Nevan Lahart: Dürer's bunny;
courtesy RHA Gallery
Ursula Burke / Daniel Jewesbury: from
Archive: Lisburn Road; courtesy Belfast Exposed
From 1 - 12 February, Signal Arts Centre hosts
Labels and Beyond, an exhibition of paintings by
Ann Kennedy, animator, writer, and recipient of an Arts
and Disability Ireland Award in 2003. Kennedy had spent her working
life in the animation industry, including work on Watership
Down in 1976, and has written and illustrated six children's
books. Affected by a borderline personality disorder, she developed
a freelance career and in 1997 joined a studio with other working
artists. Kennedy says of her own work: "It wasn't until 1997 that
I finally knew the medium most suited to my temperament and I
found that painting in oils was a very real way of expression.

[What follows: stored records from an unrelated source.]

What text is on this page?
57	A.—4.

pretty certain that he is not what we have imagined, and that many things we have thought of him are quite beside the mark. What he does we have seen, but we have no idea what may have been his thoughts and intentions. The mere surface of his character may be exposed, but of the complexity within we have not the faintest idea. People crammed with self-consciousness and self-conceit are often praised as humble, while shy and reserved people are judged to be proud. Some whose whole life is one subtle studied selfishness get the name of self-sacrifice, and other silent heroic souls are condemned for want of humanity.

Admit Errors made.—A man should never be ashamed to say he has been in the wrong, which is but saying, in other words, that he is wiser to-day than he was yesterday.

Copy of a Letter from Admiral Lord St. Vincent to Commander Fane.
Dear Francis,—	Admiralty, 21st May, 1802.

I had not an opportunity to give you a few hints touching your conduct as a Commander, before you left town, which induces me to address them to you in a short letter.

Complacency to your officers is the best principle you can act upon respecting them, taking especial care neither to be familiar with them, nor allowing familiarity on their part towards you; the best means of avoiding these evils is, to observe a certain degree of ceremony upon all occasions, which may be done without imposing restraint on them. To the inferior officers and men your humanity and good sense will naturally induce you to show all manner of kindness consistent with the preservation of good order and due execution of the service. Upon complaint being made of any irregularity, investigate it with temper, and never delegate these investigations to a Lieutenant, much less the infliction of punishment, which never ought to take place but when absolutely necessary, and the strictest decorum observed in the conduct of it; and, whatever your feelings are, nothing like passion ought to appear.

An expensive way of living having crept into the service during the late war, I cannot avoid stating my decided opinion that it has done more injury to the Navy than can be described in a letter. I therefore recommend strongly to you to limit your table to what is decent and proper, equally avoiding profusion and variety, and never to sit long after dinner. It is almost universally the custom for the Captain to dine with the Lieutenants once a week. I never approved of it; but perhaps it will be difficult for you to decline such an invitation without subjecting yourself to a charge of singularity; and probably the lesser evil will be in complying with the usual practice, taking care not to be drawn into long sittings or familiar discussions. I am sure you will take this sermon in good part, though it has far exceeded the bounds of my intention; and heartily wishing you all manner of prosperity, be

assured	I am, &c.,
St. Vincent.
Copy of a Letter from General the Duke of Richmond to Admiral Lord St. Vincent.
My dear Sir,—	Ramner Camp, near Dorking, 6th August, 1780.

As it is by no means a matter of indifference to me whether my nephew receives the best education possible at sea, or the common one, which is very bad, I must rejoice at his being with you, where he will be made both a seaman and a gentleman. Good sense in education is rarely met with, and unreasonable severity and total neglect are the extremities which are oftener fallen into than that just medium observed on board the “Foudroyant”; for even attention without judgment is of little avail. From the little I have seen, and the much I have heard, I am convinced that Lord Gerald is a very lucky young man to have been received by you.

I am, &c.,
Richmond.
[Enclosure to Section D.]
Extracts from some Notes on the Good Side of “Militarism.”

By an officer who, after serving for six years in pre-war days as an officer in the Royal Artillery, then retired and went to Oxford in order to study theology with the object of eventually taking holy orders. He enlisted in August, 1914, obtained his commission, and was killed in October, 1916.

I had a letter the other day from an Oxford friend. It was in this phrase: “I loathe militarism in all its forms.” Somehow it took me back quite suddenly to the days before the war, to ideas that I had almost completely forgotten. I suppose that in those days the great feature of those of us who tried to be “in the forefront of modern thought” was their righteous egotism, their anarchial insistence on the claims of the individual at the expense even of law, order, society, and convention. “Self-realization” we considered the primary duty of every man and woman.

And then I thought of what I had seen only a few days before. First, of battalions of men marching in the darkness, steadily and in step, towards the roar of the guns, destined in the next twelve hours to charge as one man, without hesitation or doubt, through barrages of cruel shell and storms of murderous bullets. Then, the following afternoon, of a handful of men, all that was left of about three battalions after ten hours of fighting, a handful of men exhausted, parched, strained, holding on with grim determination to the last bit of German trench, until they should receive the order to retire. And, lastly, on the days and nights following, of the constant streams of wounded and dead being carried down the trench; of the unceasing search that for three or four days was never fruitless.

Because my history is in design, my work, though mainly abstract,
has its origins in design and graphics." The opening reception
is on Thursday 3 February.
Ann Kennedy: Monument to instability,
44.5 x 59.5 cm; courtesy the artist
Archive: Lisburn Road by Daniel
Jewesbury and Ursula Burke opens 2 December 2004 (7-9pm)

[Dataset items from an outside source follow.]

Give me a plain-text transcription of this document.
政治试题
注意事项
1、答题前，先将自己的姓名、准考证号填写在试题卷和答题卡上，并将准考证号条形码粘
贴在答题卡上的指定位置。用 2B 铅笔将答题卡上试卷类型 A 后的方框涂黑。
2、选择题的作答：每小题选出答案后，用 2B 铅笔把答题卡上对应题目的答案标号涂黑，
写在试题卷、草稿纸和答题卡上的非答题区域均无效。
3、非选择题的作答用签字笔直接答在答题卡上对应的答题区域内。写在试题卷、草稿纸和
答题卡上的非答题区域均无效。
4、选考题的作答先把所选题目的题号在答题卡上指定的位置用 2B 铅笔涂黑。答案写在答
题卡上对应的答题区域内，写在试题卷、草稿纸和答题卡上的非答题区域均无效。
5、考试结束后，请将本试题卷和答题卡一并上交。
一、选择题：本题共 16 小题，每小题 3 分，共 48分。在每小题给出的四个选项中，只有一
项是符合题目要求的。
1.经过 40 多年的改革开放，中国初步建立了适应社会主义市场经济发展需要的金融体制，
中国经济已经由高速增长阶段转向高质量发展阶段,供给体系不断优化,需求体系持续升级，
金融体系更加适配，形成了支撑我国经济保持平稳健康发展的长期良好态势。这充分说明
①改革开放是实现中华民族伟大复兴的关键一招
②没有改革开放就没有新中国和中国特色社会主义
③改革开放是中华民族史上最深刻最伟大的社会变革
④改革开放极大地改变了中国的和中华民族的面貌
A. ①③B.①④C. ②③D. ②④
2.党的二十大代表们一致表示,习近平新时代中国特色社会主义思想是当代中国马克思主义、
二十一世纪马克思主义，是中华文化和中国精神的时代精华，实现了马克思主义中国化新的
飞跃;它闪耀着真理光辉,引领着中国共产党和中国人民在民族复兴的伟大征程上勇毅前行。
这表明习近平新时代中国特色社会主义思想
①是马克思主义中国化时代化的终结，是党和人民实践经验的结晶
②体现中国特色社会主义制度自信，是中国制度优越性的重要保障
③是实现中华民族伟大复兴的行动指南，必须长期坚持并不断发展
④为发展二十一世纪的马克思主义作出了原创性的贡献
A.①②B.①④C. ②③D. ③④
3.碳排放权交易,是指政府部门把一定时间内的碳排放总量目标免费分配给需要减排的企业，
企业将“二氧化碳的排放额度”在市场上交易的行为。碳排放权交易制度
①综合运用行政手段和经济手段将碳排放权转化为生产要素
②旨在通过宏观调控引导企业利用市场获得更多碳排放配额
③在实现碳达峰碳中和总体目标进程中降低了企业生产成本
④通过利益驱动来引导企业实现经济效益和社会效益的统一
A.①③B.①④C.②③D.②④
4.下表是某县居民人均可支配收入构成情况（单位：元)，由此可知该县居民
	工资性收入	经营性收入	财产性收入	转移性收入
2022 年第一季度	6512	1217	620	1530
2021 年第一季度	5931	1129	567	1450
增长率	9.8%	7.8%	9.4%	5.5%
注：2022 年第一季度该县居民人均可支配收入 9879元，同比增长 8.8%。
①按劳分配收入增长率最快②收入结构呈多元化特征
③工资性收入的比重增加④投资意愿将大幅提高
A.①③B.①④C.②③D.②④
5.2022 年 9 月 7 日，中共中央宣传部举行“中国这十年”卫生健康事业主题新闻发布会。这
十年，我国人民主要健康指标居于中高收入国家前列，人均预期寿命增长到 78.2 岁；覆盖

and runs until 14 January 2005 at Belfast Exposed Photography.
The show is intended as a photographic document of a middle-class
suburb of Belfast, produced during spring and summer of 2004 and
rendering visible a community that does not define itself as a
community, a people who have been content to be invisible. Burke
and Jewesbury employ a pseudo-anthropological gaze to capture
the material culture of a small neighbourhood, centred around
a half-mile stretch of the Lisburn Road. The accompanying publication
comprises a full sequence of images from the project (including
images not in the exhibition), as well as texts from Burke and
Jewesbury introducing their archive, and from Colin Graham, who
examines the contexts of post-Troubles representation and the
Belfast middle class.
James Kenny: Impossible bodies I;
courtesy the artist
Also at the Signal Arts Centre, Dumbfounding
by Greystones-based Goldsmith graduate James Kenny is an
exhibition of drawings and paintings described by the artists
as '"barely existing." Kenny writes: "The images I create...are
temporary, ephemeral by their very nature, lack the the robust
permanency of a painting on canvas but rather inhabit the same
landscape as a digital photograph..." Dumbfounding opens
6 January.
Linda Quinlan: installation, 2004;
courtesy the artist / Crawford Muncipal Gallery of Art; Quinlan
will be participating in C2
C2, Crawford Municipal Art Gallery,
11 December 2004 to 29 January 2005, is an exhibition celebrating
the diversity and quality of contemporary visual-arts practice
in the last decade by artists born in, resident in, or closely
associated with Cork city and county. The exhibition will include
paintings, drawings, prints and sculptures, including work in
digital and other new media created over the past ten years. An
extensive catalogue will be published to coincide with the exhibition.
C2 is curated by Peter Murray, Dawn Williams and Anne Boddaert.